Speaking of Mudavadi, let us not forget that Western Kenya is not spared these realignments. Reports have it that National Assembly Speaker Moses Wetang’ula’s refusal to dissolve his party to join a proposed larger Kenya Kwanza, has irked regime insiders in no small way. And this has coincided with a vicious political war being waged against the former Bungoma Senator by Trans Nzoia Governor George Natembeya.

The latter’s attacks on the Speaker not only sound personal and angry, but the rallies at which the anti-Wetang’ula epithets are hurled appear well attended, very well coordinated and obviously enjoying the support of some higher offices. I do not want to be the prophet of doom by suggesting that Wetang’ula’s wings are being clipped by the same Kenya Kwanza government he supports, but if it quacks like a duck, and walks like a duck, it has to be a duck!

I am excited by all these moves and ambition-fuelled emerging bouts of friendships and enmities.
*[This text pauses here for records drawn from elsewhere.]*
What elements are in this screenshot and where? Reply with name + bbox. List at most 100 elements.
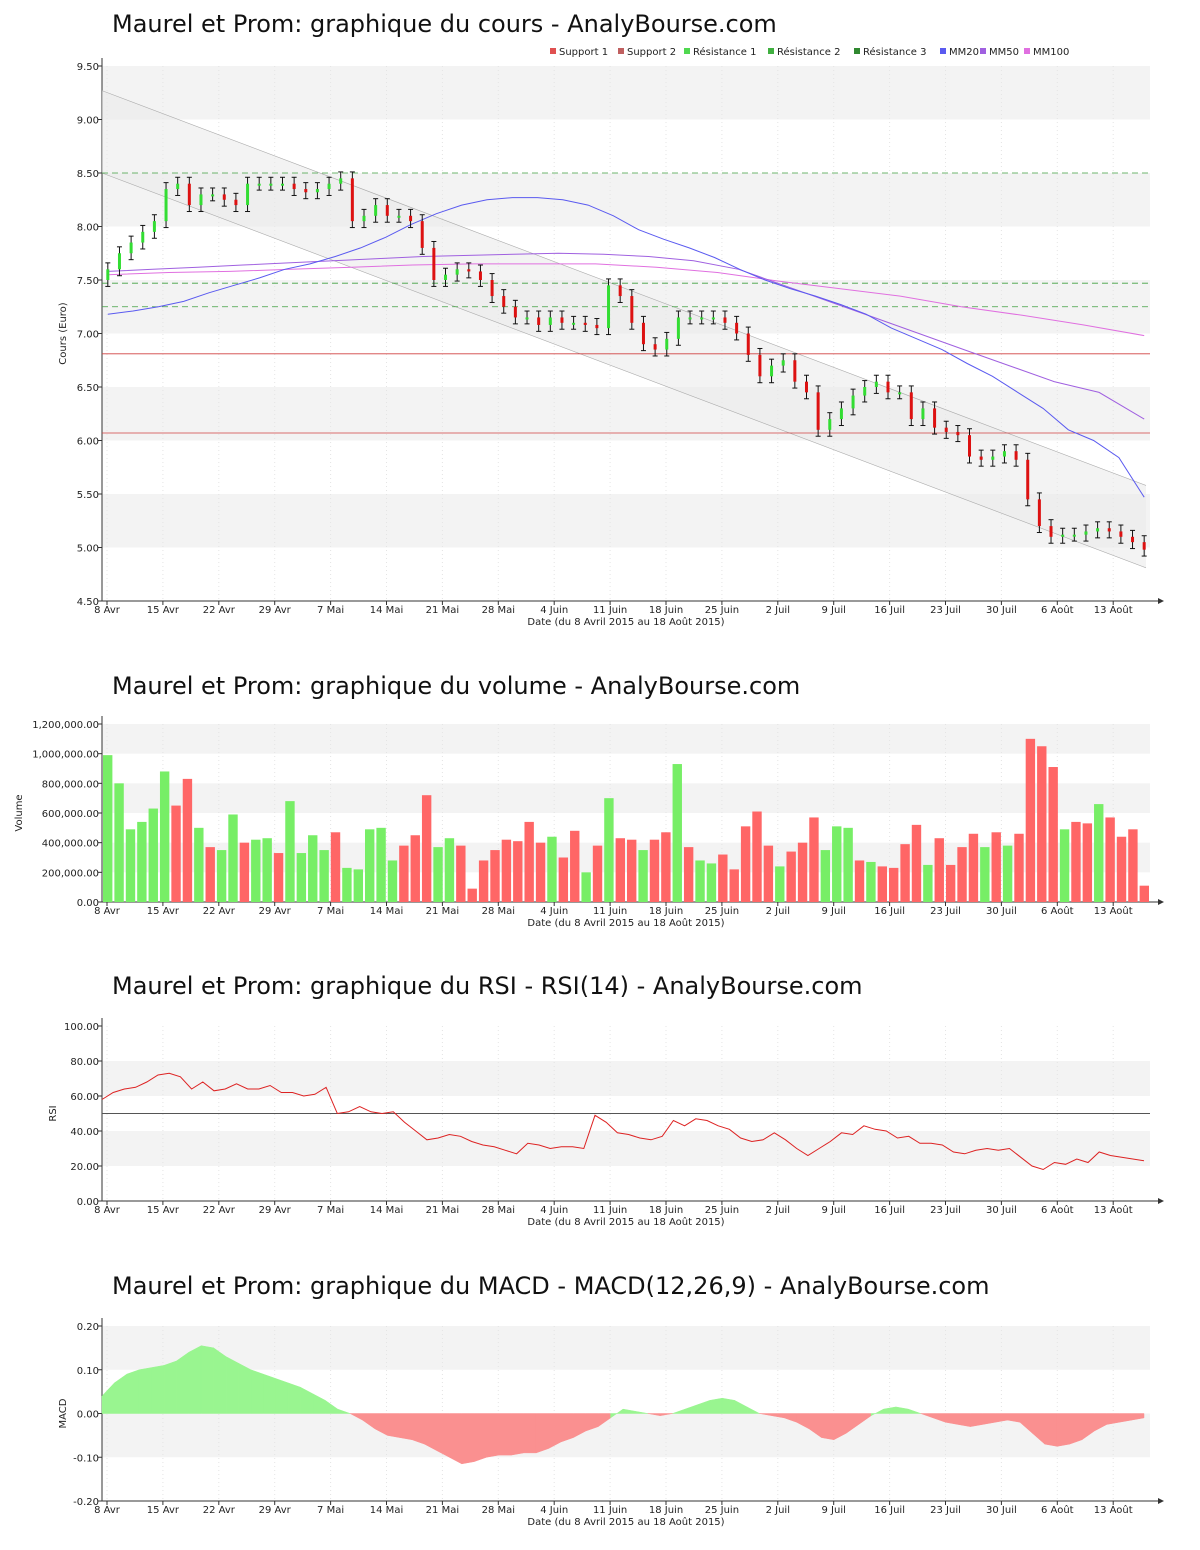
volume-chart: 0.00 200,000.00 400,000.00 600,000.00 800,00…: [14, 716, 1164, 929]
candle-body: [618, 285, 622, 297]
legend-swatch: [768, 48, 774, 54]
legend-swatch: [550, 48, 556, 54]
x-tick-label: 23 Juil: [930, 605, 961, 616]
y-tick-label: 1,200,000.00: [32, 720, 99, 731]
macd-chart-block: Maurel et Prom: graphique du MACD - MACD…: [0, 1260, 1200, 1550]
x-axis-title: Date (du 8 Avril 2015 au 18 Août 2015): [527, 917, 724, 929]
x-tick-label: 22 Avr: [203, 605, 236, 616]
candle-body: [490, 280, 494, 297]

This is largely because I still feel the issues around which the current ruling coalition were formed, the us-versus-them brand of politics, was too divisive to be sustained.

I am persuaded that before the next elections, there will emerge a breed of young leaders with a more nationalistic agenda beyond tribes. In addition, the unfortunate experiment in which two populous regions mobilised around the politics of hate, to take power, will meet their Waterloo. That will happen when those two regions either fall out, or a new, possibly better experiment will emerge in their place.

In fact, I detest the Kenya Kwanza regime so much that whenever there are reports of internal fights, I begin to hope that like Kilkenny cats, they will tear each other to small political pieces on whose destruction a more equal and just country can emerge.

In the meantime, for a country where every day is campaign time, the new realignments offer exciting comical breaks from our myriad challenges, mostly caused by the power wielders.